‘Ik... eh...’ Harper zocht naar een uitvlucht.
‘Ik snap het al.’ Hoewel hij haastig zijn ogen neersloeg, meende Harper een gekwetste uitdrukking op zijn gezicht te hebben gezien.
‘Niet omdat ik het niet wil, hoor,’ zei ze haastig, en tot haar eigen verrassing meende ze het nog ook.
Behalve dat Daniel op een charmante manier reageerde op haar verbale uitbarstingen en haar zus te hulp was geschoten, begon ze hem steeds leuker te vinden. En dat was precies de reden waarom ze niet op zijn uitnodiging kon ingaan.
Hoe charmant hij ook was, hij woonde nog steeds op een boot. Aan de stoppels op zijn kin kon ze zien dat hij zich al een paar dagen niet had geschoren. Hij was onvolwassen en vermoedelijk lui. Over een paar maanden zou ze Capri verlaten om te gaan studeren. Ze had geen zin om verliefd te worden op een nietsnut op een boot, alleen maar omdat hij grappig en woest aantrekkelijk was.

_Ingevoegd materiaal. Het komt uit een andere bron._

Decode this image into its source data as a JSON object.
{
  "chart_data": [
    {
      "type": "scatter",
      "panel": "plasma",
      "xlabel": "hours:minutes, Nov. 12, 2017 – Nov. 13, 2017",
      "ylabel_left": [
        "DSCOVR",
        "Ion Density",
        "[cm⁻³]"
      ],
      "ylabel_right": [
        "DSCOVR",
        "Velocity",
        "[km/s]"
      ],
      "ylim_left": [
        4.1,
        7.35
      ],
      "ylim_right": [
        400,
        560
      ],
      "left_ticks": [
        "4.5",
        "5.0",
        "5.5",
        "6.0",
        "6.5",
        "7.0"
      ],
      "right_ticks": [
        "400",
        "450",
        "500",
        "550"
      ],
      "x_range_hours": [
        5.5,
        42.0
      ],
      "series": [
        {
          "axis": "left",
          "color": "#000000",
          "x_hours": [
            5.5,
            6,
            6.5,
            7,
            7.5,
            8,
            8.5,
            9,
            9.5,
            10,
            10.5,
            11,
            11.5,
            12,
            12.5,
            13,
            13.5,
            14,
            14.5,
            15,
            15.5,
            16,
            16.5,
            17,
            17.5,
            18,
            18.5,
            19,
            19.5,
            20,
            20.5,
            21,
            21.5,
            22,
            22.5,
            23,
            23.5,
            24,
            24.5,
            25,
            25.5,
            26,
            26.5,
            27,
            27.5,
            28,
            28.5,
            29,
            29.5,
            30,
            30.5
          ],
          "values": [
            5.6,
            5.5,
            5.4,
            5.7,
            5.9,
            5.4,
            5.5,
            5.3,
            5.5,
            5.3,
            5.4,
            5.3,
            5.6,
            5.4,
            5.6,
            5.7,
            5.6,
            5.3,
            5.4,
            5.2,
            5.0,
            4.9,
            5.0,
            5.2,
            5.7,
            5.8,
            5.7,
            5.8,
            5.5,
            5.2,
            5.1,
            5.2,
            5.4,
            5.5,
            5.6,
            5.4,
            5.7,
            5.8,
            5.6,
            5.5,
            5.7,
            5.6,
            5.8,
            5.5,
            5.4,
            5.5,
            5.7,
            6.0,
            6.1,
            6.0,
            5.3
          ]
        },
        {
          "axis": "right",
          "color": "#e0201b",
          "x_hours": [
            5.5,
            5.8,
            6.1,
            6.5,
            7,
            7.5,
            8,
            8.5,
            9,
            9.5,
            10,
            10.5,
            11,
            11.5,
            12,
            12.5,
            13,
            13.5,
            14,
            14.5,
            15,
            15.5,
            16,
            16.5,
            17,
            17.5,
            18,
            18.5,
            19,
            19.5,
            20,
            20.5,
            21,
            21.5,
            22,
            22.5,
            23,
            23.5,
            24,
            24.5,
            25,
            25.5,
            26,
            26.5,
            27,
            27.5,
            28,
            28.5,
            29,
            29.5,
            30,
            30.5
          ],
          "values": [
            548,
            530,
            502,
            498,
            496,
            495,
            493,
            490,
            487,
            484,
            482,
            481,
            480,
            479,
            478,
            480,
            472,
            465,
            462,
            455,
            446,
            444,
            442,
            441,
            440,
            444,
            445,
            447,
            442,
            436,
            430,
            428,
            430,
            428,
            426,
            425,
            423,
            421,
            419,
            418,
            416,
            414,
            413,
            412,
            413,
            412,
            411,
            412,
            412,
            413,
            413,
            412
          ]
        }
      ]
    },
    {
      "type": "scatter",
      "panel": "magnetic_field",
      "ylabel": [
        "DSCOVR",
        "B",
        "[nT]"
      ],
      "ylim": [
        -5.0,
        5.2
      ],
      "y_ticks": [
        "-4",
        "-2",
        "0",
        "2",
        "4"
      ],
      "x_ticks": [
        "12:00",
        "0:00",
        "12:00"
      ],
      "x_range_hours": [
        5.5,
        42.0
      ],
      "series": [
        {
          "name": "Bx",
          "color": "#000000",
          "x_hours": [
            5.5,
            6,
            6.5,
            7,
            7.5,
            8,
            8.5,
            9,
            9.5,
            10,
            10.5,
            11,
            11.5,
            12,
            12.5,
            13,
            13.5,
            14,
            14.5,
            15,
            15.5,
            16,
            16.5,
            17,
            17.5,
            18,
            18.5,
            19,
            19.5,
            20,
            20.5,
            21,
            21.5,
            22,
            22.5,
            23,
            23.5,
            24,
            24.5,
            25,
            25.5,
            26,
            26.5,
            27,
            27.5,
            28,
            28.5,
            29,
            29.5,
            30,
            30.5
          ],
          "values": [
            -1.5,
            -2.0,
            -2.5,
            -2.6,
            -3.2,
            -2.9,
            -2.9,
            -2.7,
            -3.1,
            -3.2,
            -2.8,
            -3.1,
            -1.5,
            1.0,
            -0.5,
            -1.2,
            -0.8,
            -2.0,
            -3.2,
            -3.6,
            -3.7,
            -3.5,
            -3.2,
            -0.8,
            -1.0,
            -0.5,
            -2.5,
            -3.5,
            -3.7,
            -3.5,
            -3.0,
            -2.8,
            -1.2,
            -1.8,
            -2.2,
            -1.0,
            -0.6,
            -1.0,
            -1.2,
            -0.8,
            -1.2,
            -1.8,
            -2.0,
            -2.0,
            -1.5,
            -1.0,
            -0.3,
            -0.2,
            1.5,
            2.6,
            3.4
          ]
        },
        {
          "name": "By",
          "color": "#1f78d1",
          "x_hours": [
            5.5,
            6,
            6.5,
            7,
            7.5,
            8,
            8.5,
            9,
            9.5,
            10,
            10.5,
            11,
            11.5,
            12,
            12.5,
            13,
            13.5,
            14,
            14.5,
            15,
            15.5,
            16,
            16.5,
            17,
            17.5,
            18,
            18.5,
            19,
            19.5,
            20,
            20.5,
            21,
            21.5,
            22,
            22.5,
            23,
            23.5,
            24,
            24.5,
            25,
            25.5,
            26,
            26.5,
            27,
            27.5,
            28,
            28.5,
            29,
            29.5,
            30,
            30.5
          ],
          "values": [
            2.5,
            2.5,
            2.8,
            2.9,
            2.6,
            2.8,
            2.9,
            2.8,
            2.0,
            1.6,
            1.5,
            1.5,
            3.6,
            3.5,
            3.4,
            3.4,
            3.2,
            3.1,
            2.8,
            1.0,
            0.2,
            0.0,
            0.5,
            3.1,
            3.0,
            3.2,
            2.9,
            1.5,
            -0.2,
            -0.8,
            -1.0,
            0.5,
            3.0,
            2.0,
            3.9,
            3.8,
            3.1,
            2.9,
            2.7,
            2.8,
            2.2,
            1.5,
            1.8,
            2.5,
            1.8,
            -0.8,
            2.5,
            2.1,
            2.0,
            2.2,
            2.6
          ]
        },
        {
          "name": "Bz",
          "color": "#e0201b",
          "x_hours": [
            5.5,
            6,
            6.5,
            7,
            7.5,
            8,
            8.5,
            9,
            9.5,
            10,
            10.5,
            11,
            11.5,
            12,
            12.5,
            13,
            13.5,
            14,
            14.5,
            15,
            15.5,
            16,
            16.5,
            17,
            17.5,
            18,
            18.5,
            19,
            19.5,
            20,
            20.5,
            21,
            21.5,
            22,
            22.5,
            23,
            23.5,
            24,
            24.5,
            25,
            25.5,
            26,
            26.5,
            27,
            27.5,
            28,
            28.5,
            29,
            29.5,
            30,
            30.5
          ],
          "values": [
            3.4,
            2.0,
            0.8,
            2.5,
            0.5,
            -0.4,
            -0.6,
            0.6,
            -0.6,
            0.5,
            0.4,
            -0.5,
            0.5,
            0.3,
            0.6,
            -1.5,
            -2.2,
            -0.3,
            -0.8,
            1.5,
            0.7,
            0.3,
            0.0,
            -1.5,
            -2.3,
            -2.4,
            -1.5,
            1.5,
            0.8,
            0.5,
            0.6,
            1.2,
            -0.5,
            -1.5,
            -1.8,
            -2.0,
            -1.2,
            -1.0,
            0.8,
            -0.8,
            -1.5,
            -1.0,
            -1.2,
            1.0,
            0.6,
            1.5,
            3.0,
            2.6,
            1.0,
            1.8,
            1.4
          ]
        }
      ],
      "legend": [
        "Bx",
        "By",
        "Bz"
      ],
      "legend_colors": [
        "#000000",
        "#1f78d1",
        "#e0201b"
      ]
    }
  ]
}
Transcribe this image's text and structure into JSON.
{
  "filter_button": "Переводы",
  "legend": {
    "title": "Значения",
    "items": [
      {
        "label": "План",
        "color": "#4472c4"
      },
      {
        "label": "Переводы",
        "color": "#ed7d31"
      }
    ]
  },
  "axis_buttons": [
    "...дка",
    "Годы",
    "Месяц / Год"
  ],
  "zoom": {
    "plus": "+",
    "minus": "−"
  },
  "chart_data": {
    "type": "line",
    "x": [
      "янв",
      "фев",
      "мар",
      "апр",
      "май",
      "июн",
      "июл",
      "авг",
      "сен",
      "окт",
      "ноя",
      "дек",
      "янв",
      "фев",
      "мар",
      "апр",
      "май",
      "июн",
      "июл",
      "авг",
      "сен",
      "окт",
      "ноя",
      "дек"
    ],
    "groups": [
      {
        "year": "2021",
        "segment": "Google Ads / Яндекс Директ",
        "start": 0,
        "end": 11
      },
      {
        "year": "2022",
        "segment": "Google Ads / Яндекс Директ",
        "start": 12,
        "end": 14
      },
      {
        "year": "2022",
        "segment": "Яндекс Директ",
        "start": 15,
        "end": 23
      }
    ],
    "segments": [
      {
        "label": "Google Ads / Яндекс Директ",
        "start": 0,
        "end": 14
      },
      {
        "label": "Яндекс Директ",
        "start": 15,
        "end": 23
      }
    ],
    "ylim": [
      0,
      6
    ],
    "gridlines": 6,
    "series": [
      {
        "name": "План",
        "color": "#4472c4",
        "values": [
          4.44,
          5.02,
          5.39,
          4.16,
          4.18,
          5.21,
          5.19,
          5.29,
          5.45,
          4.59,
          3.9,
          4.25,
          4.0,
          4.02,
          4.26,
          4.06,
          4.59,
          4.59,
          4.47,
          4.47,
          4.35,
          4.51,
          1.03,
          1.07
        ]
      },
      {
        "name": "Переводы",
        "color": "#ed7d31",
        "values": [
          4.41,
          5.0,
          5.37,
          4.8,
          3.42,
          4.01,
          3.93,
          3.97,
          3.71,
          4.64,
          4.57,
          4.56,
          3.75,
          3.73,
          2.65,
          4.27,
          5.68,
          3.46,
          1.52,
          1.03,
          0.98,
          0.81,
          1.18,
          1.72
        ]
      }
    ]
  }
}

‘Mijn vriendin staat verderop te wachten,’ vervolgde Harper. Ze maakte een vaag gebaar naar de menigte waar Marcy waarschijnlijk kaaswafels stond te eten. ‘Ik liep achter haar aan toen ik tegen jou op botste. Ze weet niet waar ik ben, dus... ik moet nu echt gaan.’
‘Oké,’ zei Daniel met een knikje. De glimlach was terug op zijn gezicht. ‘Dan hou ik het wel te goed.’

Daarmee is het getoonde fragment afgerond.